Note that the link I just provided goes to my initial column explaining what was wrong with Epstein's analysis, but the Epstein column itself temporarily disappeared from the Hoover Institution website where it was published. This is the link to Epstein's initial March 12 column: https://www.hoover.org/research/coronavirus-isnt-pandemic, and this is the link to his still-disastrously-wrong March 23 correction: https://www.hoover.org/research/coronavirus-overreaction. Yesterday, if you followed either link you ended up at a completely unrelated 2012 column by Ben Wittes. Likewise, if you clicked on Epstein's most recent Tweet -- from April 20 -- you would be directed to a Hoover column by Epstein titled "The Governors' Coronavirus Stranglehold," (with the caption "Authoritarian decision-making has catastrophic consequences for the economy") but when I did that yesterday l ended up at the same Wittes column. And yesterday when I searched for "Richard Epstein" on the Hoover Institution website I ended up at Peter Thiel. The links have been corrected now, but it's unclear whether the misdirections were simply malfunctions or part of an effort to hide--but so far as I can tell, not to apologize for--Epstein's dangerous arrogance.

Epstein's even temporary disappearance from the Internet would be a positive development if it heralded the wider discrediting of the awfulness of economists and wannabe economists. Unfortunately, as Prof Buchanan has noted in two recent columns (here and here), the supply of awful economists is robust enough that they can absorb Epstein's loss without substantially diminishing in awfulness.

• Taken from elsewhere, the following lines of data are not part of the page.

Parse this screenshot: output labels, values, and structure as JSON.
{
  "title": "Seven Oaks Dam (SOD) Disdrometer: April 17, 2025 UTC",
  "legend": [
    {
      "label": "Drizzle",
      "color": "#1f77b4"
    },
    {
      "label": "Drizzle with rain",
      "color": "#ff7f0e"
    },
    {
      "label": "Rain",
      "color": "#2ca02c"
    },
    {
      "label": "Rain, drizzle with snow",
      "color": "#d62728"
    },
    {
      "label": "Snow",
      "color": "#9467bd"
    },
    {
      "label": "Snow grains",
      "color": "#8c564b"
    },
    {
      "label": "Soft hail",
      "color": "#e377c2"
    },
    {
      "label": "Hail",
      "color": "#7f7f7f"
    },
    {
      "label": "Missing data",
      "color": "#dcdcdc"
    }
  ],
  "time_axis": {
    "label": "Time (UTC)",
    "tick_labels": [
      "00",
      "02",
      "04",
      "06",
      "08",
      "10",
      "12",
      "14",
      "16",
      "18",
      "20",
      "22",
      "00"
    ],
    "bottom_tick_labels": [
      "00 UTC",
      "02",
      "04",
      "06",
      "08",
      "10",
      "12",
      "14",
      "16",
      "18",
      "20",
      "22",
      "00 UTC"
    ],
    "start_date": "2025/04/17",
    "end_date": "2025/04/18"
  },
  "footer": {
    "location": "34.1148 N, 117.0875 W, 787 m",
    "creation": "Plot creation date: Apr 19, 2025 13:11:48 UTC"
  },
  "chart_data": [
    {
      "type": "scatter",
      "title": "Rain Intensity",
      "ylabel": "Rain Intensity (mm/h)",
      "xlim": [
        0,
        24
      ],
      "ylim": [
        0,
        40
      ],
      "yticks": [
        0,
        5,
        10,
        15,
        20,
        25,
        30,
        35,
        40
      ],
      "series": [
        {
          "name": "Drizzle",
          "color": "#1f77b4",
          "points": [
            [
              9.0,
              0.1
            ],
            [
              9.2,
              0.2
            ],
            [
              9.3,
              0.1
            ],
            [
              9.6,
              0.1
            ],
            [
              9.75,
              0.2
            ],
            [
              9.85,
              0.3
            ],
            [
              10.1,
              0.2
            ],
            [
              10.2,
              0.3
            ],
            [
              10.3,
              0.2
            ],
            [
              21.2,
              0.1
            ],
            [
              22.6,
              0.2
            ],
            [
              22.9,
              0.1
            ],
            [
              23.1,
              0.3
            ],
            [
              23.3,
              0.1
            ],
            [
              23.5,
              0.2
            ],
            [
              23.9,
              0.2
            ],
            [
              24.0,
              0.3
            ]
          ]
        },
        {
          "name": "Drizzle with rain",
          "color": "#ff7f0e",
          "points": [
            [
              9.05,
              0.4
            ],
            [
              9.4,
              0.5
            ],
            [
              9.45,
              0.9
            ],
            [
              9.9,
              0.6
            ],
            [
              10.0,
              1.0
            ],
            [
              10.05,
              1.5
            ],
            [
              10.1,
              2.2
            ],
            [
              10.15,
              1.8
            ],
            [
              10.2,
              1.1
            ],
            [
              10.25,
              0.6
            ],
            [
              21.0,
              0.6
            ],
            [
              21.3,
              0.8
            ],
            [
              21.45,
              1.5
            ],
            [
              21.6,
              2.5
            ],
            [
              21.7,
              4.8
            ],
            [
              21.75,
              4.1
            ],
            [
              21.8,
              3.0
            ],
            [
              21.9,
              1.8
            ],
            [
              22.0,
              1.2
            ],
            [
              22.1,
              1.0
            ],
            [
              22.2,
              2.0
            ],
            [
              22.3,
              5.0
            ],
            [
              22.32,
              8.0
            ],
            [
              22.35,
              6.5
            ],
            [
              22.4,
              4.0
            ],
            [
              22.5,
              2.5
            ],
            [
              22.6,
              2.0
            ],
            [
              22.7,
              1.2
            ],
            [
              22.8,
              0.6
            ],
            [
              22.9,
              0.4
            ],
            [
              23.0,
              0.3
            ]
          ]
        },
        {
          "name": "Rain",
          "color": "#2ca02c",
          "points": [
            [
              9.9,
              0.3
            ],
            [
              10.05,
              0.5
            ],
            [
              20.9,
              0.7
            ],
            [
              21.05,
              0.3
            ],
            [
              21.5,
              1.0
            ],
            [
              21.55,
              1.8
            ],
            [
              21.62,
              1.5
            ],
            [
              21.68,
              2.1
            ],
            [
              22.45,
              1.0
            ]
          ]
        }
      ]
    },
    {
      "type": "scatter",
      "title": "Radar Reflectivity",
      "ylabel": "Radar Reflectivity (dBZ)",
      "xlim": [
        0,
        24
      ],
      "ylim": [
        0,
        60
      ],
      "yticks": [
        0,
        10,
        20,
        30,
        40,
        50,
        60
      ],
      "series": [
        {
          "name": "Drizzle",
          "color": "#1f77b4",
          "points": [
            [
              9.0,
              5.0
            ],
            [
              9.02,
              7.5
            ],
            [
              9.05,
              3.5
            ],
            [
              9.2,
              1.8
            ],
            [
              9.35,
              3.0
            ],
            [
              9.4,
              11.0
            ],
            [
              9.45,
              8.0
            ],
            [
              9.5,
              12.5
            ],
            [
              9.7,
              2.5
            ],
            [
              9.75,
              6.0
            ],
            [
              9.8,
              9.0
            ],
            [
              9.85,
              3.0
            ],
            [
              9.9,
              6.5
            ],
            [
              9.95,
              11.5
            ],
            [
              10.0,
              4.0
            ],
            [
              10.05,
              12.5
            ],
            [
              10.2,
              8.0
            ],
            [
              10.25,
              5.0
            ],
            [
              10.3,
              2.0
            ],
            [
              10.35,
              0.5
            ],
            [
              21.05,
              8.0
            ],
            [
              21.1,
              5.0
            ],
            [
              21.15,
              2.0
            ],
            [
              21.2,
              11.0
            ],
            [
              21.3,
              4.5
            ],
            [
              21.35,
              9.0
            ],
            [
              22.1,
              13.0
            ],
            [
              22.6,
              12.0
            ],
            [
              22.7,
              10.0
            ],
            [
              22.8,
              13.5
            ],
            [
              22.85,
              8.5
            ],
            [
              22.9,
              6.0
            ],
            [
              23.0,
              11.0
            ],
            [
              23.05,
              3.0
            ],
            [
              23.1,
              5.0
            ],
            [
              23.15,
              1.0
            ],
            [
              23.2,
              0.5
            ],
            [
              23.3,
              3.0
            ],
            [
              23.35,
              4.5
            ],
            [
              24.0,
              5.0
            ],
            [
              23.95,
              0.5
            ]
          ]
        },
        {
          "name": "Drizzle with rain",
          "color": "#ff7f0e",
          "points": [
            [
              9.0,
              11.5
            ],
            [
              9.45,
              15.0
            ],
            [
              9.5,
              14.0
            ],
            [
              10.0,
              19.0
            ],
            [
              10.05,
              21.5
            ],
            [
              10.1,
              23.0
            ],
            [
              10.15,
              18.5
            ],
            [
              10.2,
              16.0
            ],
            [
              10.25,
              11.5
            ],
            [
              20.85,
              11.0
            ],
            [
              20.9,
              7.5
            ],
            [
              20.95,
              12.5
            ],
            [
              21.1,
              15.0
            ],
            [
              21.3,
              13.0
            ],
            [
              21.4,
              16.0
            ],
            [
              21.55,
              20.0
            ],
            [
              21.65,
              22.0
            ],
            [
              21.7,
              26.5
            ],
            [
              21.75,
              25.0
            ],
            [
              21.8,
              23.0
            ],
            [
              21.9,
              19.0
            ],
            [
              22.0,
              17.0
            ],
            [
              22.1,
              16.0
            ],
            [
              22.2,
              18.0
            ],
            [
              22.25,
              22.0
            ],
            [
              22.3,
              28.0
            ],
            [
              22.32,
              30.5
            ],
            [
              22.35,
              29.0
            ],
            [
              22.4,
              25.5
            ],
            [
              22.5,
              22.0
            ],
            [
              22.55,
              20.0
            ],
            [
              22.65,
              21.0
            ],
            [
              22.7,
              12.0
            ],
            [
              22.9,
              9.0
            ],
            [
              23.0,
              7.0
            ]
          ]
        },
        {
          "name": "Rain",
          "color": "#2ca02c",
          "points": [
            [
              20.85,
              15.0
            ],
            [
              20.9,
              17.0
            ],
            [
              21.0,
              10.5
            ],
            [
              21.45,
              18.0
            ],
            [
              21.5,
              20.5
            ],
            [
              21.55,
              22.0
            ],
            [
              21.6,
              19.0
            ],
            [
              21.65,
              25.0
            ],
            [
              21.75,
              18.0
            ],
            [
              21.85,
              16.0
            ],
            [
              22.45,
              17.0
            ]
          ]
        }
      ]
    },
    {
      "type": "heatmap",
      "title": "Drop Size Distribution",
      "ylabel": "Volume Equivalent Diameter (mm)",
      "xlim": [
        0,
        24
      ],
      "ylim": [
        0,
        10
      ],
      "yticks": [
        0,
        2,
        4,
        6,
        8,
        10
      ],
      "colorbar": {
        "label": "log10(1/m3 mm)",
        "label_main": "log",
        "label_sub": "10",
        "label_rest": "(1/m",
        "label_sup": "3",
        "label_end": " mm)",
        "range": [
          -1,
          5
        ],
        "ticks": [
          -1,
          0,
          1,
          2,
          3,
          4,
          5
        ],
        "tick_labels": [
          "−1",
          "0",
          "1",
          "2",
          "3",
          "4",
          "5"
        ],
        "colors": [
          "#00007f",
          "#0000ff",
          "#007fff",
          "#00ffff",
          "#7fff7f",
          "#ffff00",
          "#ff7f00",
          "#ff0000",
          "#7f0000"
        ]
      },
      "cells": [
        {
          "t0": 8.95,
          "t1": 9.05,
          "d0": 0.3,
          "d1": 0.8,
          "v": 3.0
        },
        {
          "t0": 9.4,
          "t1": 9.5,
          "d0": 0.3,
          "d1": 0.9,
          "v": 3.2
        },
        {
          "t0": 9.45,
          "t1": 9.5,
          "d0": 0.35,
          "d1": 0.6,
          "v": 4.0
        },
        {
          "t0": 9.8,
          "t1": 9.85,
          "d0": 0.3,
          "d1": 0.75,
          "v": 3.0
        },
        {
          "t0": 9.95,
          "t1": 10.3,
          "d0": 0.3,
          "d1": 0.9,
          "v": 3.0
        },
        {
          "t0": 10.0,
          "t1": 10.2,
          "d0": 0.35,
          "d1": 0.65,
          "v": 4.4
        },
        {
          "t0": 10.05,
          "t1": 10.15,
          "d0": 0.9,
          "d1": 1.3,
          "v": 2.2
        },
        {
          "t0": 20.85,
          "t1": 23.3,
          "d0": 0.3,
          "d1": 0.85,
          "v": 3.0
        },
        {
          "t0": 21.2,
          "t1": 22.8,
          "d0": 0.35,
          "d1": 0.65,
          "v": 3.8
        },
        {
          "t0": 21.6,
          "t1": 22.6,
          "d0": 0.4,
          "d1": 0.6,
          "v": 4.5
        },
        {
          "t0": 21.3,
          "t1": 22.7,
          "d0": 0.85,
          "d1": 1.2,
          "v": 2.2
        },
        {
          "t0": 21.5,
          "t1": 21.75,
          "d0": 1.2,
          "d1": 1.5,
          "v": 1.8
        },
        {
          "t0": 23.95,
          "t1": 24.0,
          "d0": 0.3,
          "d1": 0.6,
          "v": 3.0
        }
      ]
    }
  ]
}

I hasten to add that--as I acknowledged in my first critique of Epstein's terrible epidemiology--the economic costs of the measures taken to combat the spread of COVID-19 are real and enormous. What has been so galling about the analysis of Epstein and his ilk is not that they have pointed to the costs of social distancing, stay-at-home orders, and other economy-slowing public health measures. It's that they have thought it necessary to gainsay the life-saving benefits that occasion those costs.

Different reasonable adults can sometimes tally up the same list of costs and benefits and reach different conclusion. Only children and those who are either psychologically arrested in early childhood (like Trump) or in the grip of a childish ideology (like Epstein's libertarianism) believe in magic in which there are no tradeoffs.

We can and should grieve along with those who have lost loved ones even as we also care deeply about--and urge Republicans to stop blocking legislation that would provide desperately needed help for--those who have lost income.

N.B. The foregoing column has been updated to reflect the changed status of the links on the Hoover Institution website.